Salakyan Festival

Salakayan, coined from a Hiligaynon term “salakay” or “ to attack,” is a street dance-drama that merges arts, lore and customs of the town.

Culture & Heritage | Food & Drink | Historical | Music | Performing Arts


The annual celebration of Salakayan Festival is an opportunity for the people of Miagao to pay tribute to their cultural roots. Taken from the Hiligaynon word “Salakay” or “to attack,” the festival is marked by the locals ready to defend their land from the attacks of Muslim pirates. This dance-drama presentation depicts the battle waged by the local defenders against the piratical activities and slave-hunting expeditions of the Muslims pirates or Moros—name-calling of Spanish authorities of the Islamic people of Mindanao.

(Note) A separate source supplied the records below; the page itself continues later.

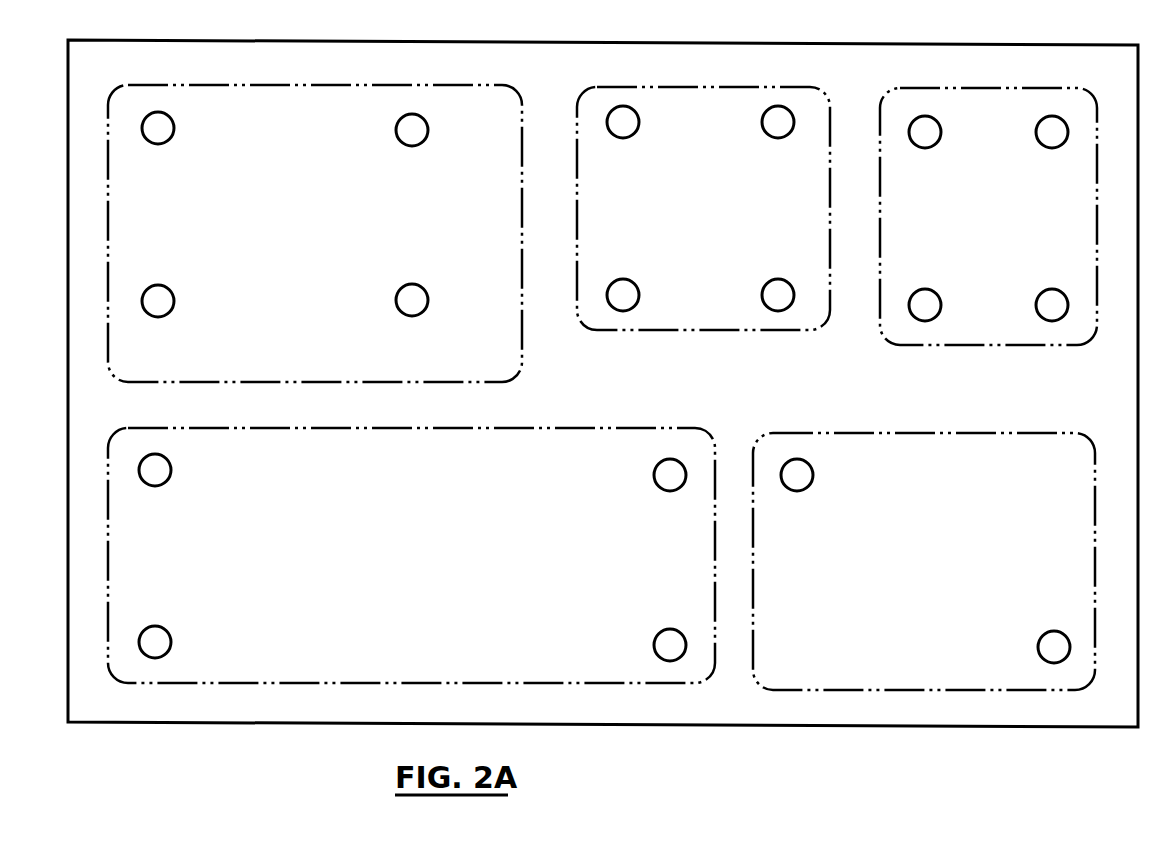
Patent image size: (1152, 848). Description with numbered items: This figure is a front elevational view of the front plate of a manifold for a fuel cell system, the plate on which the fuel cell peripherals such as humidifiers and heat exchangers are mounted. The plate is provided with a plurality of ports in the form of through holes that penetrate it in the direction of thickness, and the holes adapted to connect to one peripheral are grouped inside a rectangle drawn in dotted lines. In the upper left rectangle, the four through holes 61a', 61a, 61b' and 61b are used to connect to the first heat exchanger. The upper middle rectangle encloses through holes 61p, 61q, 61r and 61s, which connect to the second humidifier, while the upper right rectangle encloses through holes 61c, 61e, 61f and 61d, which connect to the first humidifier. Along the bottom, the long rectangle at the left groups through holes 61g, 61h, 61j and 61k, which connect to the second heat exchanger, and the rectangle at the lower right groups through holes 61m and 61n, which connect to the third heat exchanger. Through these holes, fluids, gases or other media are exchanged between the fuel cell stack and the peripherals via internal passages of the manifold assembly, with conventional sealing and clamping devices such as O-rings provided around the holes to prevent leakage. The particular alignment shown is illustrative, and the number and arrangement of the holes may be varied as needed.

The through hole 61a' is at (160, 145).
The through hole 61a is at (414, 148).
The through hole 61b' is at (160, 285).
The through hole 61b is at (414, 284).
The through hole 61p is at (627, 140).
The through hole 61q is at (777, 140).
The through hole 61r is at (625, 282).
The through hole 61s is at (779, 282).
The through hole 61c is at (928, 149).
The through hole 61e is at (1049, 149).
The through hole 61f is at (934, 290).
The through hole 61d is at (1050, 290).
The through hole 61g is at (155, 488).
The through hole 61h is at (155, 628).
The through hole 61j is at (674, 492).
The through hole 61k is at (670, 631).
The through hole 61m is at (800, 494).
The through hole 61n is at (1052, 634).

Moros take the able bodied and were brought to the slavers’ lairs to join the other captives from other settlements awaiting the long journey south. Those who attempt to flee were either clubbed or killed if they resisted vigorously. Among the able-bodied captives, women and children were preferred because they commanded a higher price in the market in Sulu, Makassar and Java. Once taken into custody, the slaves were then stripped naked and are fastened by a rattan collar around their necks. The captives were then forced to row the vessels. Slaves were sold to work heavily in the fields or negotiated to merchants for other Asian markets. Others were used as household retainers or as rowers of pirate vessels. Slaves who proved their loyalty and converted themselves to Islam were raised in status and often becoming raiders themselves.

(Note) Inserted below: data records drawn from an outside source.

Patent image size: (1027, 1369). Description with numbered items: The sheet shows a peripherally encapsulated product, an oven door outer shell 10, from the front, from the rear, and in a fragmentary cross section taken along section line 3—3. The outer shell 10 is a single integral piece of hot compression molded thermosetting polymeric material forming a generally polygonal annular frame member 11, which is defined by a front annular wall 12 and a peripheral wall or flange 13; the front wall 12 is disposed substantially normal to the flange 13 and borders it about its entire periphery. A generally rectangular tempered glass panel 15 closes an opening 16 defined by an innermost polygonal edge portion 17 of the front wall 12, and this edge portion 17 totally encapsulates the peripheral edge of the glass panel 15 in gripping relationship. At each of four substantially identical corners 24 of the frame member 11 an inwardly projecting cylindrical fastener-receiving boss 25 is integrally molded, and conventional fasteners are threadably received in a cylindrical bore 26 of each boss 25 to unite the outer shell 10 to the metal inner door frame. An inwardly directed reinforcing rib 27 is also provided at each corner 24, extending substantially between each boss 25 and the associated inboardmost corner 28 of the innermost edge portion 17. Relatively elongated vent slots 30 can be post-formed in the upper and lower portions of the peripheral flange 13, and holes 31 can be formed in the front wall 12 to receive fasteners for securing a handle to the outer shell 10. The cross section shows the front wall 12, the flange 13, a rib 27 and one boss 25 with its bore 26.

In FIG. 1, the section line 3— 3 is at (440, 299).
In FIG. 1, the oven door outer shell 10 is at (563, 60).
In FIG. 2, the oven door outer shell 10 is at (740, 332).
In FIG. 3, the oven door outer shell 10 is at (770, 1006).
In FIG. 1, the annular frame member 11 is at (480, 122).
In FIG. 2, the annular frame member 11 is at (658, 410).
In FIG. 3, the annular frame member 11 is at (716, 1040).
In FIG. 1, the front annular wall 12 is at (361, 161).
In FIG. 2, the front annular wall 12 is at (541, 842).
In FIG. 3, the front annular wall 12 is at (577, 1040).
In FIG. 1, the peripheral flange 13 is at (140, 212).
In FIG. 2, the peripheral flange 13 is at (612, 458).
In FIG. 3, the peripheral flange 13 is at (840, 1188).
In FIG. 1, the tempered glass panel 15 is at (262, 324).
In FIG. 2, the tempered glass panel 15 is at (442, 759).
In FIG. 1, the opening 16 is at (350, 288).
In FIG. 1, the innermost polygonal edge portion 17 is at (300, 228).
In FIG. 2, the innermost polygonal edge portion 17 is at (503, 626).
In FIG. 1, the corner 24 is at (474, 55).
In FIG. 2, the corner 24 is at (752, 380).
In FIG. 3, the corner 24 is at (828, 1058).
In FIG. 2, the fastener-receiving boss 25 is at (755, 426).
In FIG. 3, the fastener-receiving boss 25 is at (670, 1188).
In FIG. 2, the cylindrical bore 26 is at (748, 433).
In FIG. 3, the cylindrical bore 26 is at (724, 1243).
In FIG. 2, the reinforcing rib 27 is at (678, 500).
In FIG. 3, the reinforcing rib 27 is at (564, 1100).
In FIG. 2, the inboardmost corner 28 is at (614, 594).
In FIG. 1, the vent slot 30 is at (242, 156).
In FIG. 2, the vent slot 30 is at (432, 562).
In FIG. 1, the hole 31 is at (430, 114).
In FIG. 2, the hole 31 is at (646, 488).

The presentation ends with the victorious battle that took place in May 7, 1754. Along with the tribal dance competition is the special procession of the Higantes or towering figures that commonly depict archetypes of the town, such as historical figures of local relevance.

Coastal settlements in the islands of Panay became the objects of frequent Moro raids. Many towns in the north and south of Iloilo became easy targets and Miagao was not spared from these raids that resulted to the burning of the original structure of St. Thomas of Villanova church situated at that time in Sitio Ubos.

The history of the Salakayan Festival began with modest gatherings in the streets around the town center. And throughout the week-long celebration, series of special events to mark Salakayan became potent festival symbols.